Pigeons or seagulls...which are more disgusting? I can't decide. I find them both annoying, ugly, scavenger-like and not extremely useful. (I know, I know. As a good Mormon girl, and a Utah native, I should be remembering the time the early UT Saints crops were saved from the crickets by the seagulls...thus leaving their mark in history and obtaining the state bird status.) Still...they attack the students in my quad daily during lunch.

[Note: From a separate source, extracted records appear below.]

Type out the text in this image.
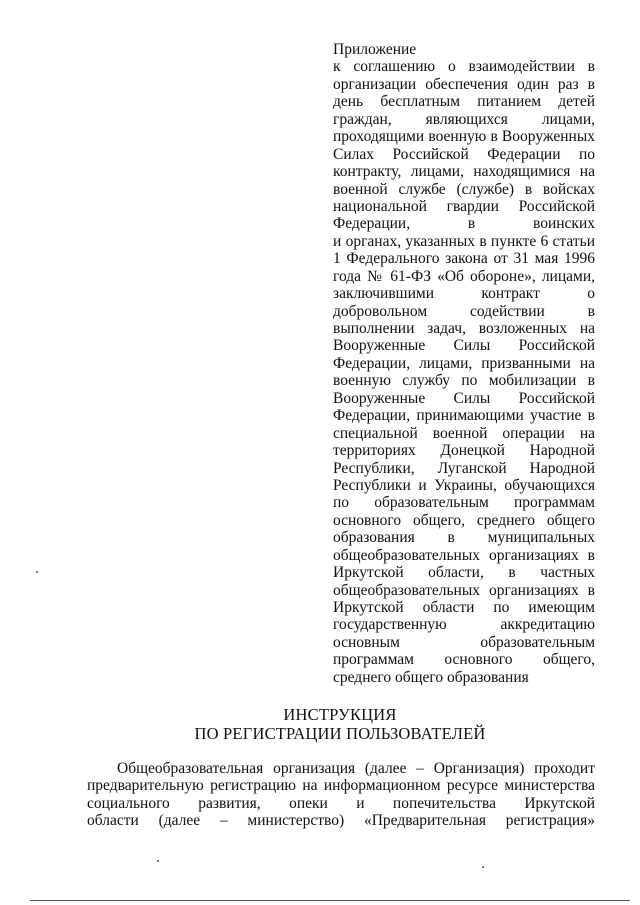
Приложение
к соглашению о взаимодействии в
организации обеспечения один раз в
день бесплатным питанием детей
граждан, являющихся лицами,
проходящими военную в Вооруженных
Силах Российской Федерации по
контракту, лицами, находящимися на
военной службе (службе) в войсках
национальной гвардии Российской
Федерации, в воинских
и органах, указанных в пункте 6 статьи
1 Федерального закона от 31 мая 1996
года № 61-ФЗ «Об обороне», лицами,
заключившими контракт о
добровольном содействии в
выполнении задач, возложенных на
Вооруженные Силы Российской
Федерации, лицами, призванными на
военную службу по мобилизации в
Вооруженные Силы Российской
Федерации, принимающими участие в
специальной военной операции на
территориях Донецкой Народной
Республики, Луганской Народной
Республики и Украины, обучающихся
по образовательным программам
основного общего, среднего общего
образования в муниципальных
общеобразовательных организациях в
Иркутской области, в частных
общеобразовательных организациях в
Иркутской области по имеющим
государственную аккредитацию
основным образовательным
программам основного общего,
среднего общего образования
ИНСТРУКЦИЯ
ПО РЕГИСТРАЦИИ ПОЛЬЗОВАТЕЛЕЙ
Общеобразовательная организация (далее – Организация) проходит
предварительную регистрацию на информационном ресурсе министерства
социального развития, опеки и попечительства Иркутской
области (далее – министерство) «Предварительная регистрация»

Just today I saw quite the adacious fellow swoop down out of the sky and rip a sandwhich right out of the hand of a screaming 7th grade girl. I had to admit I laughed afterwards, it was pretty random! (I had to pretend I was outraged at the moment.)


Some California coastal cities have municipal codes prohibiting the feeding of seagulls or pigeons. So, my question for the day is this: What is their main purpose? Most folk don't eat them -- they are trash birds after all. Haven't we all had a run-in with one of these overly-friendly birds? I know I had a pack of gulls dive-bomb me in San Marcos Square in Venice. And, Mary Poppins and Bird Lady notwithstanding, feeding the birds isn't all that it's cracked up to be. Actually, it can wind up creating a bad situation, as I learned myself at the steps of St. Paul's Cathedral. For example, you'd never want to attract birds near to an airport as it can cause "bird strikes", such as the one that downed the US Airways flight into the Hudson River today. Yes, it's true. Just one of these little "feathered bullets" can down an Airbus 320 within minutes. I must admit, I didn't know this until today's news, but it just added to my reasons for disliking these creatures.